Er hielt sie jetzt schon seit mehreren Tagen (oder auch Monaten? Sie hatte ihr Zeitgefühl verloren...) in diesem düsteren Wagen fest, sie spürte das Ruckeln und hörte das gedämpfte Schnauben des Pferdes. Nur den Mann, den nahm sie nicht wahr, denn er bewegte sich absolut lautlos, wie eine Schneeflocke die zu Boden sinkt. Immerhin brachte er ihr Essen, aber sie fragte sich, wie lange noch? Am liebsten wäre sie jetzt zu Hause, bei ihrem ruhigem Vater und ihrer Puppe, und bei ihrem... Bruder? Nein, bei ihm nicht, er hatte sie verkauft, verkauft für widerliches Geld, wie man das mit irgendeinem Tier machen würde. Die Wut wallte wieder in ihr auf, diese heiße, alle Vernunft verschlingende Wut. Sie könnte toben vor Hass...Sie ballte die Fäuste, und sie presste die Kiefer zusammen, aber die Wut wogte trotzdem in ihr. Mit einem Schrei, der wegen ihrem Alter noch nicht so beeindruckend klang wie sie gern gewollt hätte, rammte sie die Tür, wobei ein schwerer, dröhnender Ton durch den gesamen Wagen vibrierte. Schmerz schoss in ihren Arm, aber sie stellte nach einem kurzen Moment überrascht fest, dass die Luke, diese schwere Eisenluke, eine mehr als handtiefe Delle hatte. Mit zittrigen Fingern fuhr sie darüber, bedächtig, als könne sie urplötzlich zuschnappen. Das hatte sie selbst angerichtet? Vorher war es noch nicht da gewesen, dessen war sie sich sicher. Es gab nur einen Weg, das nachzuprüfen: noch einmal holte sie tief Luft, spannte sich an, holte Schwung und -fiel kopfüber in den Schnee. Verzweifelt versuchte sie zu atmen, aber stattdessen füllte eisiges Schmelzwasser ihren Mund. Sie strampelte mit den Beinen und versuchte, sich zu befreien, aber sie spürte wie sie schwächer wurde. Kälte drang von überall her auf sie ein, lähmte sie, raubte ihr Kraft und Mut.

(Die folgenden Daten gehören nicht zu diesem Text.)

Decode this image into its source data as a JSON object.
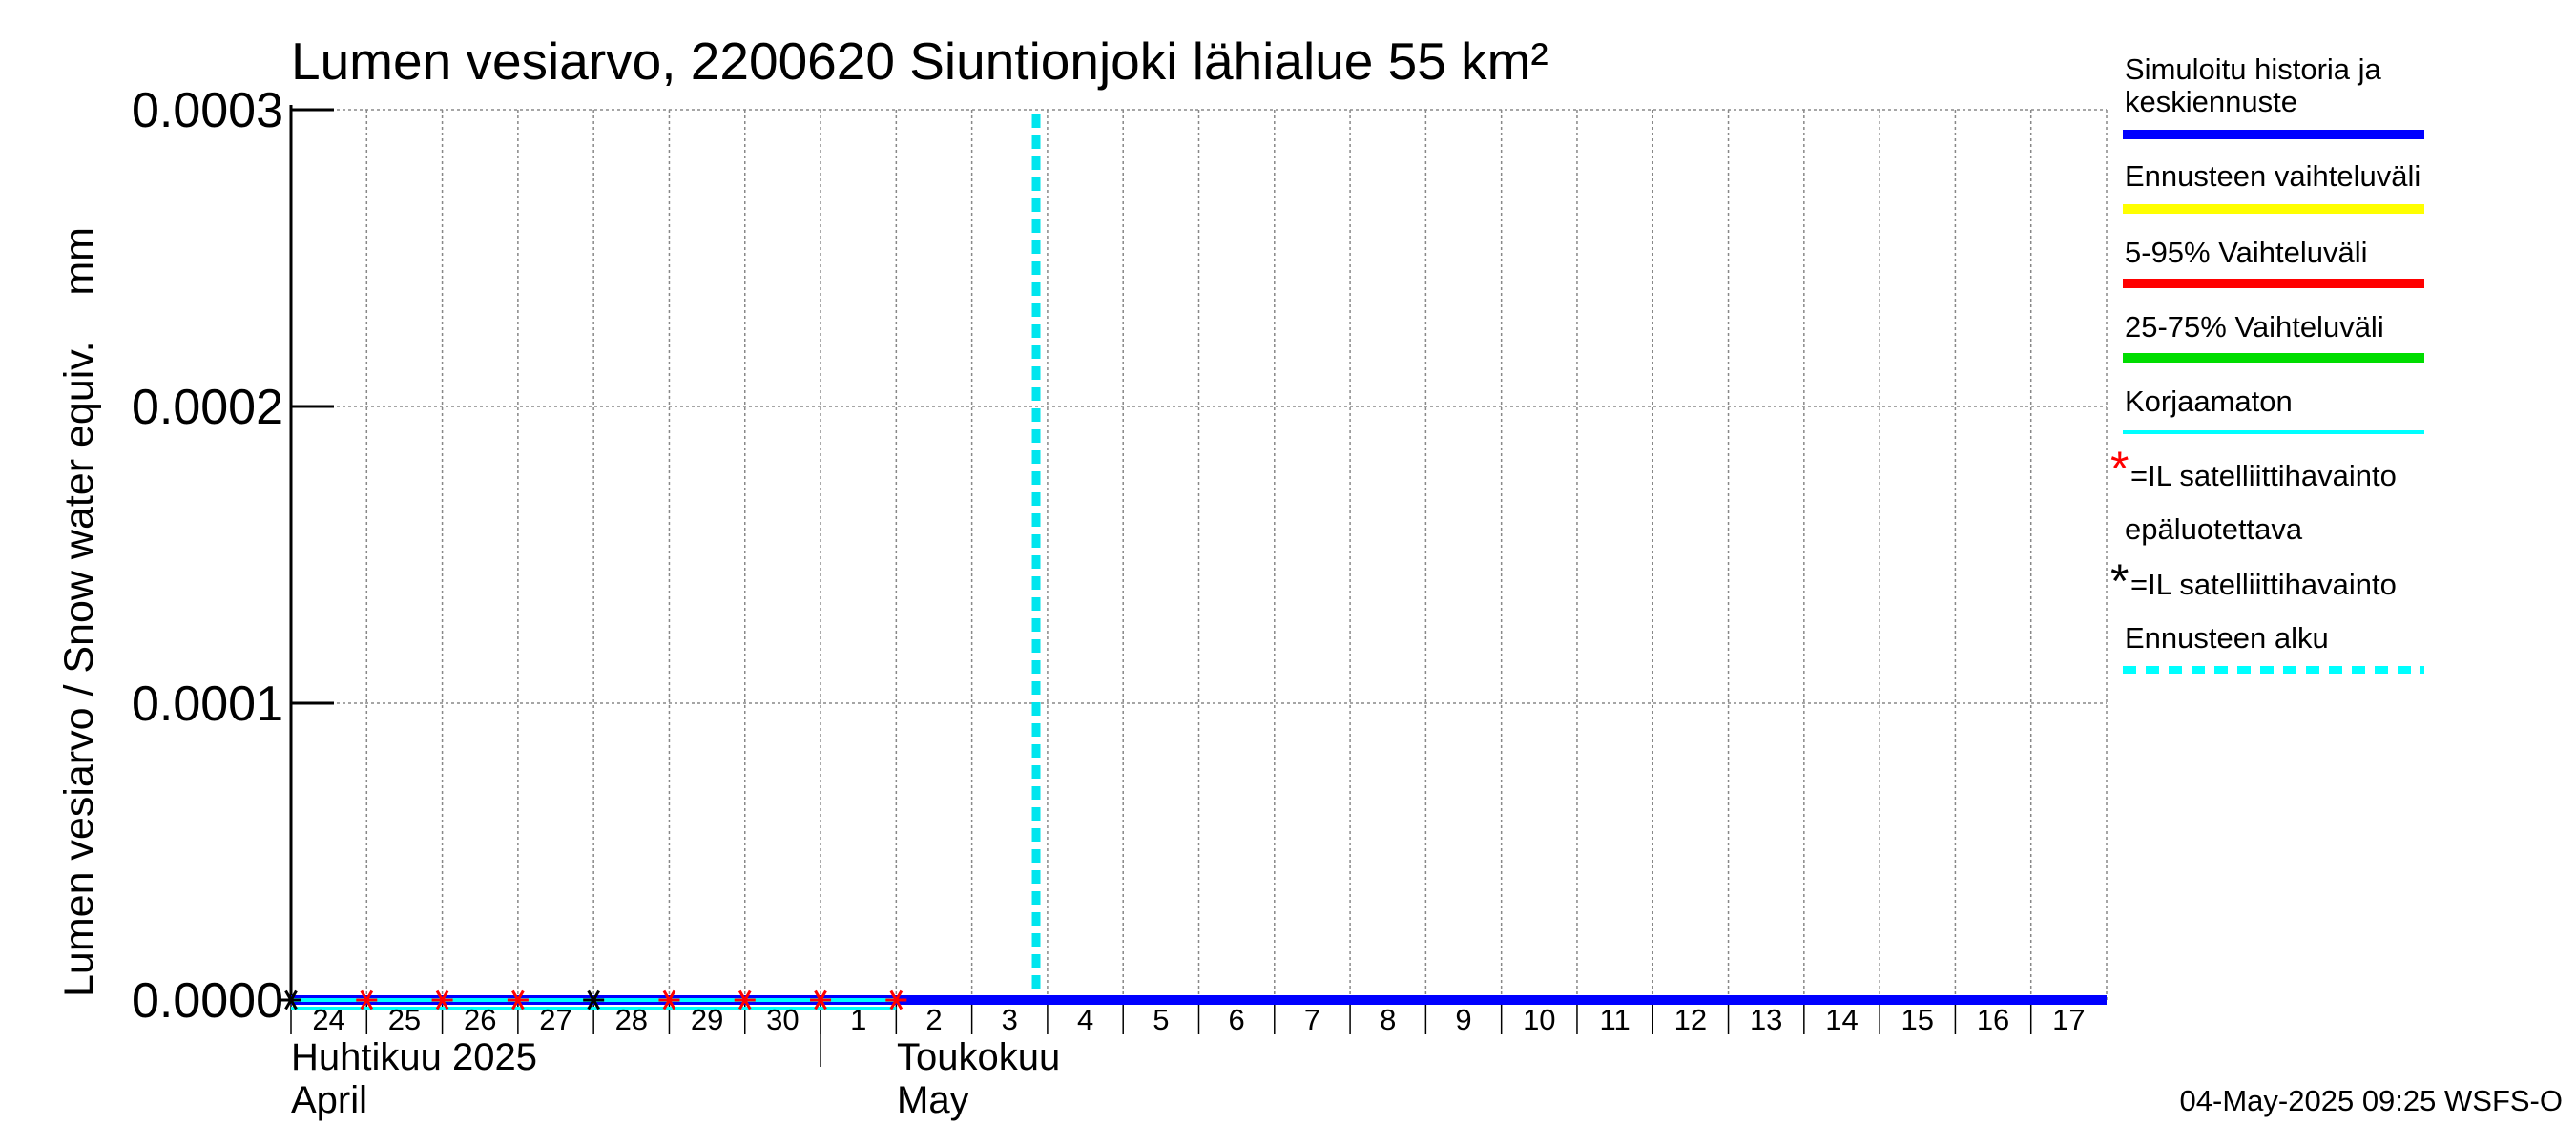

Gerade, als sie aufgeben wollte, und sie den Kampf zu verlieRen schien, packte sie eine starke Hand am Kragen und zog sie mit einem kräftigem Ruck heraus. Dann wurde sie mehr als unsanft auf den Boden gesetzt, wo sie hustend, spuckend und zitternd liegen blieb. Ihr war schwindelig, alles schwankte, ihre Welt war aus dem Lot geraten. Die kalte Stimme zischte sie an, wütend und grausam: "Mach so etwas nie wieder! Hörst du? Das nächste Mal werde ich dich nicht mehr rausziehen. Komm jetzt, sonst bleibst du hier."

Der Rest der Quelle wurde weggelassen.